This way of speaking of Eustace was more than I could suffer, even from his mother. I recovered the use of my tongue in my husband's defense.
"I am sincerely proud of your good opinion, dear Mrs. Macallan," I said. "But you distress me--forgive me if I own it plainly--when I hear you speak so disparagingly of Eustace. I cannot agree with you that my husband is the weakest of living mortals."
"Of course not!" retorted the old lady. "You are like all good women--you make a hero of the man you love,--whether he deserve it or not. Your husband has hosts of good qualities, child--and perhaps I know them better than you do. But his whole conduct, from the moment when he first entered your uncle's house to the present time, has been, I say again, the conduct of an essentially weak man. What do you think he has done now by way of climax? He has joined a charitable brotherhood; and he is off to the war in Spain with a red cross on his arm, when he ought to be here on his knees, asking his wife to forgive him. I say that is the conduct of a weak man. Some people might call it by a harder name."

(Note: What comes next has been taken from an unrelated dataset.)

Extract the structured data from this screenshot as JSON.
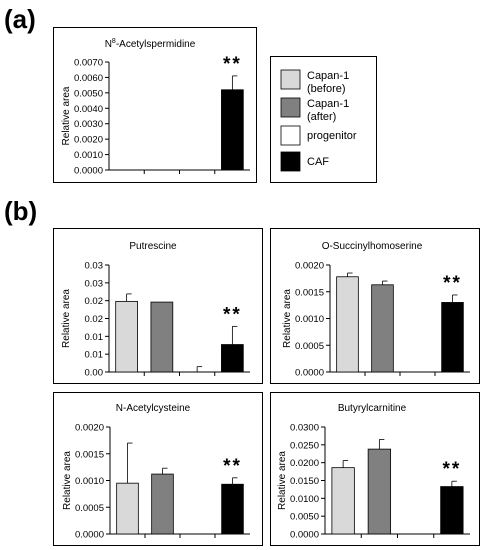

This news startled and distressed me. I might be resigned to his leaving me for a time; but all my instincts as a woman revolted at his placing himself in a position of danger during his separation from his wife. He had now deliberately added to my anxieties. I thought it cruel of him--but I would not confess what I thought to his mother. I affected to be as cool as she was; and I disputed her conclusions with all the firmness that I could summon to help me. The terrible old woman only went on abusing him more vehemently than ever.